Inside the construction site, she discovers a roughly hewn crater, several stories deep. The walls of it are cut flat and striped with concrete and stone and gravel and clay that looks like the firm red muscle of a heart. At the bottom of the pit, grayed by shadow, a dozen men lean on shovels or kneel with trowels and whisks. They are digging, unearthing, working around mounds of varying heights. An archaeological dig. This happens often. Construction begins and one of the workers discovers a shattered pot or seed cache or an atlatl dart, and a team of UO scholars drives up from Eugene to excavate.

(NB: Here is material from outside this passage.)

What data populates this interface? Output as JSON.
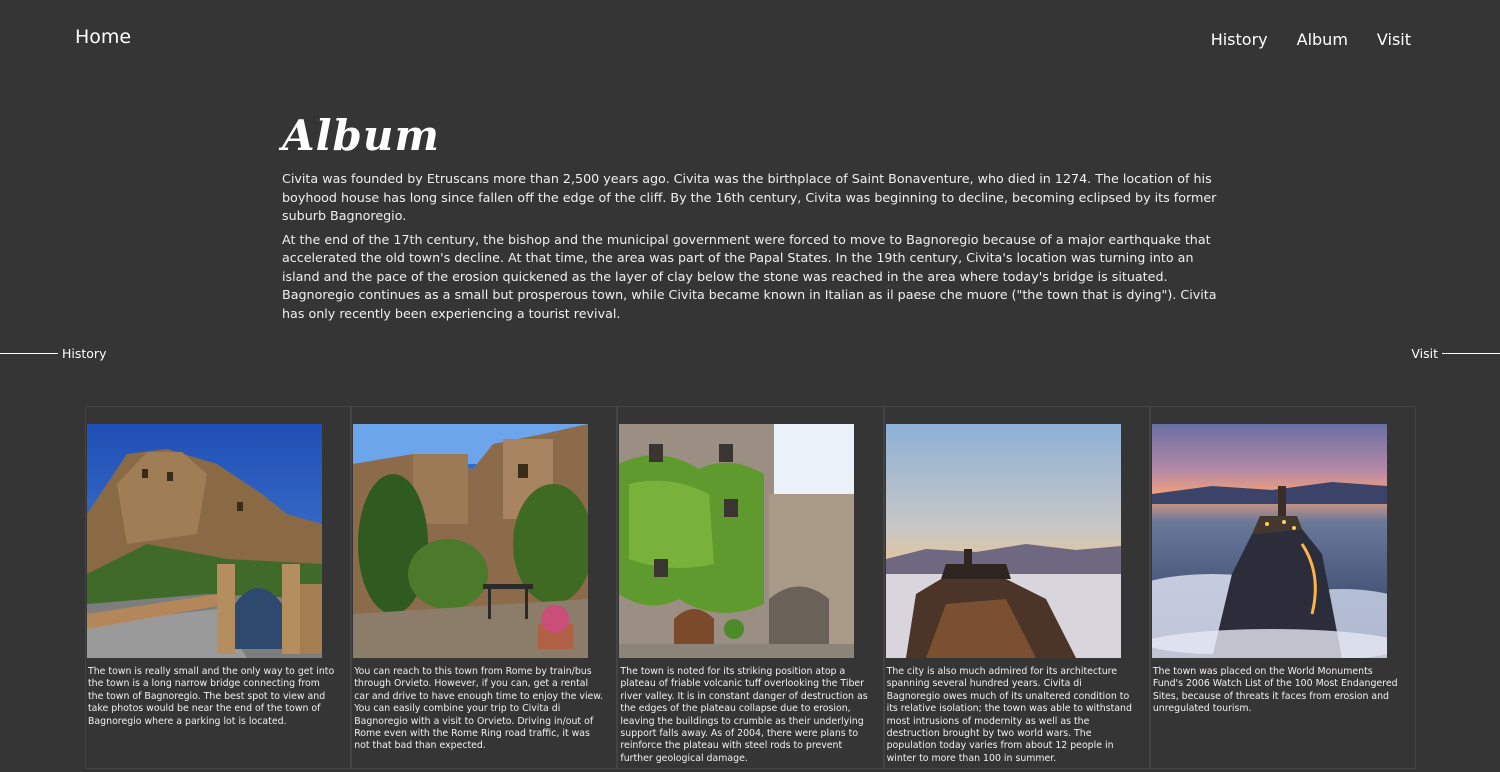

Every mound glints with whites and yellows and browns, as if shellacked. It is then she recognizes the bones. They poke from the dirt, tangles of them, puzzles of ribs and femurs and skulls. She is looking at a graveyard, and she is looking at it now through the eye of her camera. She has drawn it from her purse, and she has thumbed the cap and twisted the focus without even thinking. It is ingrained in her, a part of her muscle memory, her constant need to document what she finds compelling.

Though it’s dark at the bottom of the pit, she turns off the flash. She doesn’t want to be noticed. Not yet. The camera clicks as she takes shot after shot, but none of the men turn toward her, focused on their task.

One of them—small, appearing almost like a child except for his old man’s face—wanders among the burial mounds. He looks so delicate and different from the other blockish men. She guesses him their supervisor. He is as bald as an infant, and what little hair he has springs in downy tufts around his ears. He says something—in a language she does not recognize, his words sharp with consonants—to one of the workers. Something reproachful that makes him hand over his trowel and step away from the mound.